Overall Iowa Tax Picture
Iowa’s retirement tax laws are moderately friendly for retirees. The state does not tax Social Security income. Iowa does tax payments from retirement accounts, like 401(k) plans, and income from pension plans. However, anyone 55 or older is eligible for a deduction of up to $6,000 against the total of all retirement income. The state’s income tax is progressive, with rates ranging from 0.36% to 8.98%.
The Hawkeye State’s property tax rate is 14th highest in the country at 1.50%. The relatively low home values in the state, however, mean that property tax payments are below average. Iowa’s homestead credit allows you to subtract $4,850 from your property’s assessed value if you occupy your property as a permanent residence. That will generally save you between $100 and $200.

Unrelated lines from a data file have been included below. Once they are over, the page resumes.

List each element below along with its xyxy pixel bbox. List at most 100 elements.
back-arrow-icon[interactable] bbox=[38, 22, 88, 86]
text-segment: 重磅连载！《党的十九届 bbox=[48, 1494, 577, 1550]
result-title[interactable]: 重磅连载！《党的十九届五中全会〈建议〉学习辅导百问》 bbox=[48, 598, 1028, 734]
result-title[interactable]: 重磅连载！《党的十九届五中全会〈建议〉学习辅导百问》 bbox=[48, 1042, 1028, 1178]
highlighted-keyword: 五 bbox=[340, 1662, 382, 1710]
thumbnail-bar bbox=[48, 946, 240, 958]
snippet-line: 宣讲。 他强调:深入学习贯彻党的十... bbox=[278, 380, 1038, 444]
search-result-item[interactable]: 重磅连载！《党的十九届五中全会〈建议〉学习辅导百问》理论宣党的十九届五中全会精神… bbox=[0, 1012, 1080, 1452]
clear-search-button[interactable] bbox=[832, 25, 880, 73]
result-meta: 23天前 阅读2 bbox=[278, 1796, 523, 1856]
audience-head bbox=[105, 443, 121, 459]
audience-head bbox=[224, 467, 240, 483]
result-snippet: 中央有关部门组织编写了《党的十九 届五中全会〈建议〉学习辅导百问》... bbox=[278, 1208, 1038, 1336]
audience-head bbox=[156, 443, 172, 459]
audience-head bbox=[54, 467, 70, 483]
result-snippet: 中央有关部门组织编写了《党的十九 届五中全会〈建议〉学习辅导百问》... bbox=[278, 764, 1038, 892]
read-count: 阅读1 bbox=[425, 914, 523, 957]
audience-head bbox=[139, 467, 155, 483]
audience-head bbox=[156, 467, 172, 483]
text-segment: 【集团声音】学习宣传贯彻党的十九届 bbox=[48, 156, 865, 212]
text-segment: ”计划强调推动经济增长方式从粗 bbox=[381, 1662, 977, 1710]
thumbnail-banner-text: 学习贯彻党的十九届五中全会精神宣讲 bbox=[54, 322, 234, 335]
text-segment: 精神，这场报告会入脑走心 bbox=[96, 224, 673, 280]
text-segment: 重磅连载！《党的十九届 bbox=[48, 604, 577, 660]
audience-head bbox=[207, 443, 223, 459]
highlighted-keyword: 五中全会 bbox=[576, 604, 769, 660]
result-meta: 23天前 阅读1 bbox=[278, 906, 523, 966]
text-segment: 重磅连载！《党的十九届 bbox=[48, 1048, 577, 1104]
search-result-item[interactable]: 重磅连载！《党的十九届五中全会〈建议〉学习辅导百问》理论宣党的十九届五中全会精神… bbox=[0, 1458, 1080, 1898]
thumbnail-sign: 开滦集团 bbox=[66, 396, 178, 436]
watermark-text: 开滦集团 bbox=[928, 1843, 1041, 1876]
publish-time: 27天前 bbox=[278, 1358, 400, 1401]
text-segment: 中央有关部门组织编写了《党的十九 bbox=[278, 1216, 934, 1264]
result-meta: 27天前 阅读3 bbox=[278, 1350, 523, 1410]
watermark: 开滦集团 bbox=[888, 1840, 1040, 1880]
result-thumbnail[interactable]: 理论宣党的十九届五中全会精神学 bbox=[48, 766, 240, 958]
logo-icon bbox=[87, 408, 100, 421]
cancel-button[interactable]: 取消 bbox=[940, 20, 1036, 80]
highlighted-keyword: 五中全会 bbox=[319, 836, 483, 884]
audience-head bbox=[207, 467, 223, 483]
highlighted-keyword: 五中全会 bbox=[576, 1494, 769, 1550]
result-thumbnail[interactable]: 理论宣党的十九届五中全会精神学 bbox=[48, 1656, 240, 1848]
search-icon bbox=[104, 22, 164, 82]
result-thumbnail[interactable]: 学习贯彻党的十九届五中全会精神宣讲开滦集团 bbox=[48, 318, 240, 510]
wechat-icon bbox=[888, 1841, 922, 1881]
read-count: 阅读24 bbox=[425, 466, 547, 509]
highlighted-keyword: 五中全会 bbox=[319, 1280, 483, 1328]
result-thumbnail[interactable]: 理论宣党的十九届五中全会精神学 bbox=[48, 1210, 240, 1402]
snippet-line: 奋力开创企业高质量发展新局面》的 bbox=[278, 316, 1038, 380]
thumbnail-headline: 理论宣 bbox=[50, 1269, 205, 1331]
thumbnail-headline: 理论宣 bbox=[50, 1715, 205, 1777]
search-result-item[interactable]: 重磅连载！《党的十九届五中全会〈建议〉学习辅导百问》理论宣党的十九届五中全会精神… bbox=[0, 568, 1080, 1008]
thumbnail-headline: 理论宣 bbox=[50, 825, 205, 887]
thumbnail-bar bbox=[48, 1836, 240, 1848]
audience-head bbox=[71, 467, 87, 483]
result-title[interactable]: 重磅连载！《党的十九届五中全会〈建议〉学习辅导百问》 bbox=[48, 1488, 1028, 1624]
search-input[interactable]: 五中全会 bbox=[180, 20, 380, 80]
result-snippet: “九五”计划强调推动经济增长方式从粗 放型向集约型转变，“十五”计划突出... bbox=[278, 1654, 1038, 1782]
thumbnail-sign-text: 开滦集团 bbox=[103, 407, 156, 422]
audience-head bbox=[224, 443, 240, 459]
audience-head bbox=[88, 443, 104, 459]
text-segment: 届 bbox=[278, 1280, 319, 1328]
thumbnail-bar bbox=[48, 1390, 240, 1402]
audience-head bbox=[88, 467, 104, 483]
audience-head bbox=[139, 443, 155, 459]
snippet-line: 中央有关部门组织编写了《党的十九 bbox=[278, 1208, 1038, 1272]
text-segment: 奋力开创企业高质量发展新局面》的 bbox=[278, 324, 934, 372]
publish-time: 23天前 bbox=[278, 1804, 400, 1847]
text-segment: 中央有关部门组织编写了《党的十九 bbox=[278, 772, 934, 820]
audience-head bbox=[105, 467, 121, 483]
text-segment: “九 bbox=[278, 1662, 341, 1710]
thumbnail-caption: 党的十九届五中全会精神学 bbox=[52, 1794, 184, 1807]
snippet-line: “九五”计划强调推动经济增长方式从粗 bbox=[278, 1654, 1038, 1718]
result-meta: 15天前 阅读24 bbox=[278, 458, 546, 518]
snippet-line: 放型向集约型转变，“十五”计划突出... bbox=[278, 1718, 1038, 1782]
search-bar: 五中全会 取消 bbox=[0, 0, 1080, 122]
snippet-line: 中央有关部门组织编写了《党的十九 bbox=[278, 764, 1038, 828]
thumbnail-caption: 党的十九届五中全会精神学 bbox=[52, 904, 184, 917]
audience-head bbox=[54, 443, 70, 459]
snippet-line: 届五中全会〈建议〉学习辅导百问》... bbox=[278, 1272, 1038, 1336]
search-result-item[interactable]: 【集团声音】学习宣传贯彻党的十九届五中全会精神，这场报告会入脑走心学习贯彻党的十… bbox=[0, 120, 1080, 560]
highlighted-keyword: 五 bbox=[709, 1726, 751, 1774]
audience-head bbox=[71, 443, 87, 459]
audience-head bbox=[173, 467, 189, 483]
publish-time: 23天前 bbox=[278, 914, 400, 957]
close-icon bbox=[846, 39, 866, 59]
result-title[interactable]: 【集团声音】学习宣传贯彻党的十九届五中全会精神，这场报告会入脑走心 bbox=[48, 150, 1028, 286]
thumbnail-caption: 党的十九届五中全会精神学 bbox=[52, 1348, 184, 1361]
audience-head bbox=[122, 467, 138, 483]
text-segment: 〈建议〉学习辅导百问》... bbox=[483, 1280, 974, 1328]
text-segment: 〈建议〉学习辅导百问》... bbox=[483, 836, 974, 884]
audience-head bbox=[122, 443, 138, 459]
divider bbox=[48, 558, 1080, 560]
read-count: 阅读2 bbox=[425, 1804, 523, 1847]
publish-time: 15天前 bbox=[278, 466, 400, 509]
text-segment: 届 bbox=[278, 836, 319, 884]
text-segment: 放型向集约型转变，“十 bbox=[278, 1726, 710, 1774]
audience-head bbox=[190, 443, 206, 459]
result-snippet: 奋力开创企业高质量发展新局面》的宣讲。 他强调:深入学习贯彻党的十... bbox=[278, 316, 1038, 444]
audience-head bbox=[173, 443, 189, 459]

Iowa has a statewide sales tax of 6%. All but six counties charge an additional local sales tax of 1%.
Estate Planning Tips
- If you want help planning your estate, you should find a financial advisor using SmartAsset’s free financial advisor matching service. You answer a few questions about your financial situation. Then we match you with up to three advisors in your area, all free of disclosures and fully vetted. You then can talk to each advisor and see if one of them is a good match to help you plan your estate.
- A living trust is one way to store your assets. It won’t protect you against estate taxes but it could help your estate avoid probate, which would make life easier for your family after you’ve died.